Suppose that a case has a clear liberal/conservative valence. (Not all cases do.) Suppose further that Justice Scalia was initially inclined to vote the conservative way. Now what happens? The counterclerk presumably tells the justice that he should be voting for the liberal side based on textualist and originalist arguments. At that point, Justice Scalia doesn't simply give up. Presumably the other three law clerks make arguments to the effect that actually the textualist and originalist arguments do lead to the conservative result, which is how the justice is inclined to vote anyway. No one need ever say (or consciously think) that the result should be driven by ideological considerations for those considerations nonetheless to prevail.

Meanwhile, because attacks on the overall judicial philosophy itself are out of bounds, the counterclerk doesn't ever get to say what he or she is no doubt thinking much of the time: Gee, Mr.
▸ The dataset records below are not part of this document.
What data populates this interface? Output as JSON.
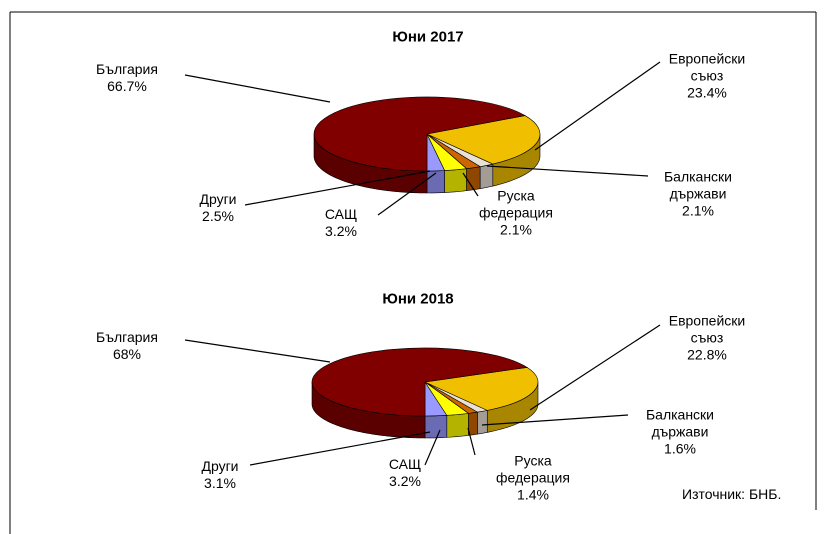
{
  "chart_data": [
    {
      "type": "pie",
      "title": "Юни 2017",
      "categories": [
        "България",
        "Европейски съюз",
        "Балкански държави",
        "Руска федерация",
        "САЩ",
        "Други"
      ],
      "values": [
        66.7,
        23.4,
        2.1,
        2.1,
        3.2,
        2.5
      ],
      "value_labels": [
        "66.7%",
        "23.4%",
        "2.1%",
        "2.1%",
        "3.2%",
        "2.5%"
      ],
      "colors": [
        "#800000",
        "#f0c000",
        "#e9e0d6",
        "#cc6600",
        "#ffff00",
        "#9999ff"
      ]
    },
    {
      "type": "pie",
      "title": "Юни 2018",
      "categories": [
        "България",
        "Европейски съюз",
        "Балкански държави",
        "Руска федерация",
        "САЩ",
        "Други"
      ],
      "values": [
        68,
        22.8,
        1.6,
        1.4,
        3.2,
        3.1
      ],
      "value_labels": [
        "68%",
        "22.8%",
        "1.6%",
        "1.4%",
        "3.2%",
        "3.1%"
      ],
      "colors": [
        "#800000",
        "#f0c000",
        "#e9e0d6",
        "#cc6600",
        "#ffff00",
        "#9999ff"
      ]
    }
  ],
  "source": "Източник: БНБ."
}
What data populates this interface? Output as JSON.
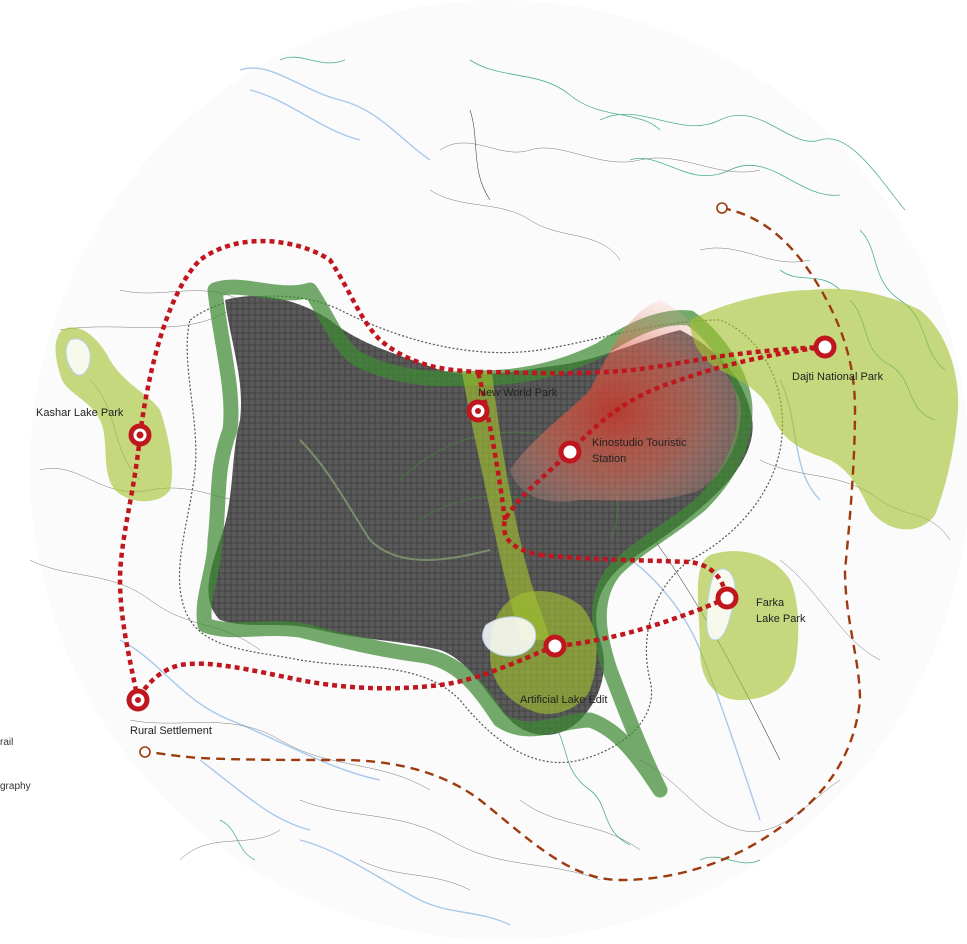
{
  "map": {
    "labels": {
      "kashar": "Kashar Lake Park",
      "new_world": "New World Park",
      "kinostudio_line1": "Kinostudio Touristic",
      "kinostudio_line2": "Station",
      "dajti": "Dajti National Park",
      "farka_line1": "Farka",
      "farka_line2": "Lake Park",
      "artificial": "Artificial Lake Edit",
      "rural": "Rural Settlement"
    },
    "legend": {
      "trail_fragment": "rail",
      "topography_fragment": "graphy"
    },
    "colors": {
      "urban_fabric": "#4a4a4a",
      "green_belt": "#3f8a35",
      "park_area": "#a3c22f",
      "tourist_route": "#c0161e",
      "rural_trail": "#9e3a10",
      "river": "#a9c8ea",
      "topography": "#4fb08d",
      "touristic_zone": "#e06a55"
    },
    "icons": {
      "station_node": "ring-marker-icon",
      "rural_node": "small-ring-icon"
    }
  }
}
Justice, I don't want to say that your jurisprudence is extremely malleable, but don't you think it's odd that it almost always leads you to results that you favor on ideological grounds?

I want to be clear that I think the same frustration would be felt by a conservative counterclerk for a liberal justice--at least if the liberal justice were to make claims about the objectivity of her methodology similar to the claims made by the likes of self-described textualist and originalist judges on behalf of their methodology.

The bottom line is that a willingness to hire counterclerks is a modest indication that a judge takes his professional responsibilities seriously and enjoys the company of people who disagree with him, which indicate positive character traits. But that's about all. I give counterclerks only two cheers.